Cour de cassation, civile, Chambre sociale, 23 septembre 2020, 18-26.098, Inédit

Résumé

Apport de la jurisprudence : Formation de référé / Désignation d’un médecin-expert / Télétravail / Expertise

Le Conseil de prud’hommes en formation de référé peut refuser une demande de désignation d’un médecin-expert lorsque celle-ci n’est pas justifiée. Ainsi le salarié déclaré apte à son poste de travail avec un aménagement consistant à exercer en télétravail à domicile à temps complet avec une activité dans l’entreprise d’une à deux journées par mois maximum par l’Inspecteur du travail et par le médecin du travail n’est pas soumis à une expertise contradictoire en raison du caractère successif, réitéré et concordant des avis médicaux, ceux-ci étant déjà suffisants pour justifier l’accueil de cette demande.
LA COUR DE CASSATION, CHAMBRE SOCIALE, a rendu l'arrêt suivant :


SOC.

CF



COUR DE CASSATION
______________________


Audience publique du 23 septembre 2020




Rejet


Mme FARTHOUAT-DANON, conseiller doyen faisant fonction de président



Arrêt n° 723 F-D

Pourvoi n° Q 18-26.098







R É P U B L I Q U E F R A N Ç A I S E

_________________________

AU NOM DU PEUPLE FRANÇAIS
_________________________


ARRÊT DE LA COUR DE CASSATION, CHAMBRE SOCIALE, DU 23 SEPTEMBRE 2020

La société Tradition securities and futures, société anonyme, dont le siège est [...] , a formé le pourvoi n° Q 18-26.098 contre l'arrêt rendu le 25 octobre 2018 par la cour d'appel de Paris (pôle 6, chambre 2), dans le litige l'opposant à M. J... V..., domicilié [...] , défendeur à la cassation.

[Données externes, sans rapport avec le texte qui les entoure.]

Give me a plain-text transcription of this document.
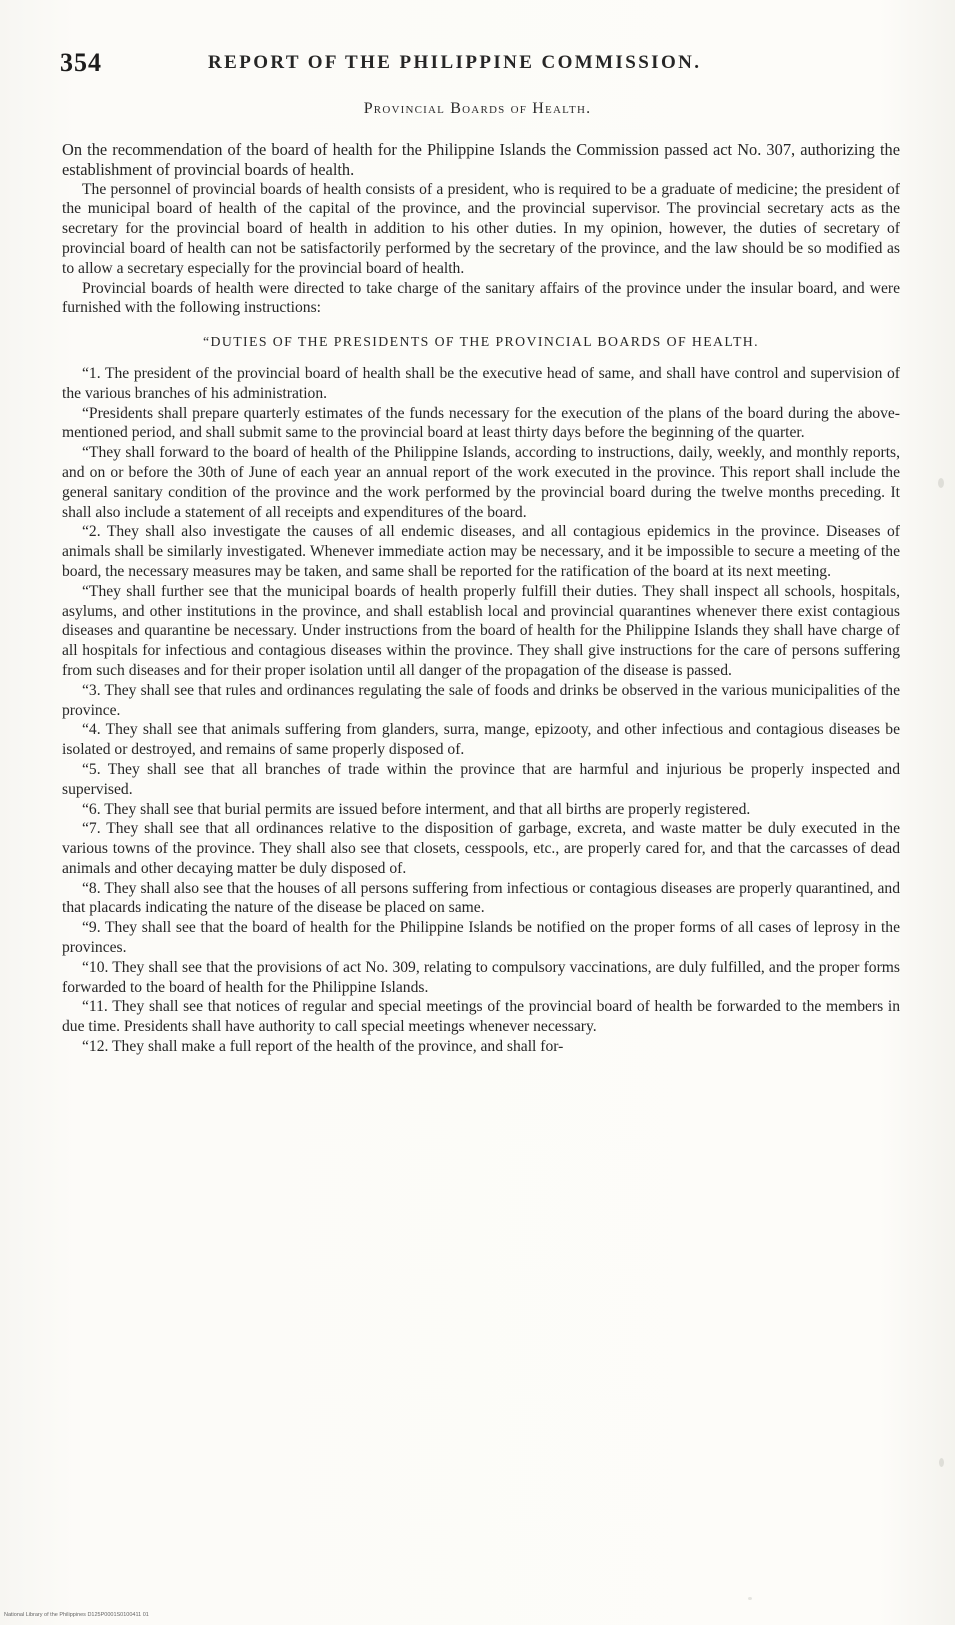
354	REPORT OF THE PHILIPPINE COMMISSION.
Provincial Boards of Health.

On the recommendation of the board of health for the Philippine Islands the Commission passed act No. 307, authorizing the establishment of provincial boards of health.

The personnel of provincial boards of health consists of a president, who is required to be a graduate of medicine; the president of the municipal board of health of the capital of the province, and the provincial supervisor. The provincial secretary acts as the secretary for the provincial board of health in addition to his other duties. In my opinion, however, the duties of secretary of provincial board of health can not be satisfactorily performed by the secretary of the province, and the law should be so modified as to allow a secretary especially for the provincial board of health.

Provincial boards of health were directed to take charge of the sanitary affairs of the province under the insular board, and were furnished with the following instructions:

“DUTIES OF THE PRESIDENTS OF THE PROVINCIAL BOARDS OF HEALTH.

“1. The president of the provincial board of health shall be the executive head of same, and shall have control and supervision of the various branches of his administration.

“Presidents shall prepare quarterly estimates of the funds necessary for the execution of the plans of the board during the above-mentioned period, and shall submit same to the provincial board at least thirty days before the beginning of the quarter.

“They shall forward to the board of health of the Philippine Islands, according to instructions, daily, weekly, and monthly reports, and on or before the 30th of June of each year an annual report of the work executed in the province. This report shall include the general sanitary condition of the province and the work performed by the provincial board during the twelve months preceding. It shall also include a statement of all receipts and expenditures of the board.

“2. They shall also investigate the causes of all endemic diseases, and all contagious epidemics in the province. Diseases of animals shall be similarly investigated. Whenever immediate action may be necessary, and it be impossible to secure a meeting of the board, the necessary measures may be taken, and same shall be reported for the ratification of the board at its next meeting.

“They shall further see that the municipal boards of health properly fulfill their duties. They shall inspect all schools, hospitals, asylums, and other institutions in the province, and shall establish local and provincial quarantines whenever there exist contagious diseases and quarantine be necessary. Under instructions from the board of health for the Philippine Islands they shall have charge of all hospitals for infectious and contagious diseases within the province. They shall give instructions for the care of persons suffering from such diseases and for their proper isolation until all danger of the propagation of the disease is passed.

“3. They shall see that rules and ordinances regulating the sale of foods and drinks be observed in the various municipalities of the province.

“4. They shall see that animals suffering from glanders, surra, mange, epizooty, and other infectious and contagious diseases be isolated or destroyed, and remains of same properly disposed of.

“5. They shall see that all branches of trade within the province that are harmful and injurious be properly inspected and supervised.

“6. They shall see that burial permits are issued before interment, and that all births are properly registered.

“7. They shall see that all ordinances relative to the disposition of garbage, excreta, and waste matter be duly executed in the various towns of the province. They shall also see that closets, cesspools, etc., are properly cared for, and that the carcasses of dead animals and other decaying matter be duly disposed of.

“8. They shall also see that the houses of all persons suffering from infectious or contagious diseases are properly quarantined, and that placards indicating the nature of the disease be placed on same.

“9. They shall see that the board of health for the Philippine Islands be notified on the proper forms of all cases of leprosy in the provinces.

“10. They shall see that the provisions of act No. 309, relating to compulsory vaccinations, are duly fulfilled, and the proper forms forwarded to the board of health for the Philippine Islands.

“11. They shall see that notices of regular and special meetings of the provincial board of health be forwarded to the members in due time. Presidents shall have authority to call special meetings whenever necessary.

“12. They shall make a full report of the health of the province, and shall for-

National Library of the Philippines D125P0001S0100411 01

La demanderesse invoque, à l'appui de son pourvoi, le moyen unique de cassation annexé au présent arrêt.

Le dossier a été communiqué au procureur général.

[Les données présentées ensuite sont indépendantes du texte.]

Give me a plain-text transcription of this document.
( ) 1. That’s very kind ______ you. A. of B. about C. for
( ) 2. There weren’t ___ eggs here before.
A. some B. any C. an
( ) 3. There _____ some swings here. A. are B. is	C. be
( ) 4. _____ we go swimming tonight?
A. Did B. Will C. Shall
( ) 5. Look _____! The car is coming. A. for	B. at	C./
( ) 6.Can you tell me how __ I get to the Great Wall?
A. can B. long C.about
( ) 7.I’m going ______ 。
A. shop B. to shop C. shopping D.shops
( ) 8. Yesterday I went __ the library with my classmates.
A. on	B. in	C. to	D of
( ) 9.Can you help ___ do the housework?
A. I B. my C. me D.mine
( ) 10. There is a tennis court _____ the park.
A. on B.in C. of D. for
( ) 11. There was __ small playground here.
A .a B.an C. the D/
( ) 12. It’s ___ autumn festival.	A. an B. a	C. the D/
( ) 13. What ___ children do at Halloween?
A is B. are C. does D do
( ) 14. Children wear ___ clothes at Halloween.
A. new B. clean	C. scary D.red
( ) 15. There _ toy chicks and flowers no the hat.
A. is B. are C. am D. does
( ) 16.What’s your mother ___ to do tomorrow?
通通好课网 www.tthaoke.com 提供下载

Sur le rapport de M. Silhol, conseiller référendaire, les observations de la SCP Célice, Texidor, Périer, avocat de la société Tradition securities and futures, après débats en l'audience publique du 23 juin 2020 où étaient présents Mme Farthouat-Danon, conseiller doyen faisant fonction de président, M. Silhol, conseiller référendaire rapporteur, M. Ricour, conseiller et Mme Dumont, greffier de chambre,

la chambre sociale de la Cour de cassation, composée des président et conseillers précités, après en avoir délibéré conformément à la loi, a rendu le présent arrêt.

Faits et procédure

1. Selon l'arrêt attaqué (Paris, 25 octobre 2018), statuant en la forme des référés, le contrat de travail de M. V..., engagé le 17 août 1992 par la société GIE VCF gestion a été transféré à la société Tradition securities and futures (la société) le 1er janvier 2012. Le salarié a occupé, en dernier lieu, un poste de responsable informatique et a bénéficié, depuis 2009, d'un aménagement de poste sous forme de télétravail d'abord à temps partiel puis à temps complet.

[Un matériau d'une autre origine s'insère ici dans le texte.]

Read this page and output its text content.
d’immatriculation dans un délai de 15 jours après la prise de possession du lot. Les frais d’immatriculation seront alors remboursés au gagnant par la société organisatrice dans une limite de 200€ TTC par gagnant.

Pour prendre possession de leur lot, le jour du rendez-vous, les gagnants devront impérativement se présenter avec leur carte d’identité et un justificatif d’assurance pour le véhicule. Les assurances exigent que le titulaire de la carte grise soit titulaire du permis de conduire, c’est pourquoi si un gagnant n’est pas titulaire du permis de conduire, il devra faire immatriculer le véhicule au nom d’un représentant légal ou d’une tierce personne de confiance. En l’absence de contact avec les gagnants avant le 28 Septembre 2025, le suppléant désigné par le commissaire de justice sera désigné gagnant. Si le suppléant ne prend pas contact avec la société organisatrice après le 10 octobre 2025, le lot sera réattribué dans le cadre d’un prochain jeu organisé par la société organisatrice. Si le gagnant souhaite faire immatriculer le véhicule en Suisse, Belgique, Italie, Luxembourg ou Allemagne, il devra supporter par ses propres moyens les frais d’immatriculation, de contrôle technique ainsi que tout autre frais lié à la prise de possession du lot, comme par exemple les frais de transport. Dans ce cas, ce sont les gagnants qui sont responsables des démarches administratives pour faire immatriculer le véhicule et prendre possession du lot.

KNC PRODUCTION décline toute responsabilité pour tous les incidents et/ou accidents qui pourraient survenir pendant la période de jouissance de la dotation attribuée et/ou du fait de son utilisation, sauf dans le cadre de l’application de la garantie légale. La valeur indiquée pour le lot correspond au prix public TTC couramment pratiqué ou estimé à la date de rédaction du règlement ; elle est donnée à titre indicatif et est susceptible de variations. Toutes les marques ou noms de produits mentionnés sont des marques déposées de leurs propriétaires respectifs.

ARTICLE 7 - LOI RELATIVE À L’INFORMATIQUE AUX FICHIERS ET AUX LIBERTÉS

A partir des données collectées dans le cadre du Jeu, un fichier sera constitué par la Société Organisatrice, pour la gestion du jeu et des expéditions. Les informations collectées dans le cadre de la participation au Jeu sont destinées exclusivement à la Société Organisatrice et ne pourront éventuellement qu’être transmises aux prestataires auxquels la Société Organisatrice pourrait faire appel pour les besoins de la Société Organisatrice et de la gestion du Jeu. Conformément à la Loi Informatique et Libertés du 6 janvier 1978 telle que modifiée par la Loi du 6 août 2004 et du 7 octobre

2. A l'issue d'un examen réalisé le 17 octobre 2016, le médecin du travail a déclaré le salarié « apte à son poste de travail avec aménagement : poursuivre le télétravail à domicile à temps plein pour raisons médicales : à revoir dans six mois ». A la suite d'un recours formé contre cet avis, l'inspecteur du travail a, selon décision du 13 février 2017, déclaré le salarié : « apte à son poste de travail avec aménagement : poursuite du travail à domicile à temps complet, néanmoins une activité dans les bureaux de l'entreprise, une ou deux journées par mois reste possible sur le plan médical ». Le 28 juin 2017, le médecin du travail a conclu à la : « reprise de travail en télétravail à domicile à temps complet, avec une activité dans les bureaux de l'entreprise une à deux journées par mois maximum. Revoir dans 2 mois ».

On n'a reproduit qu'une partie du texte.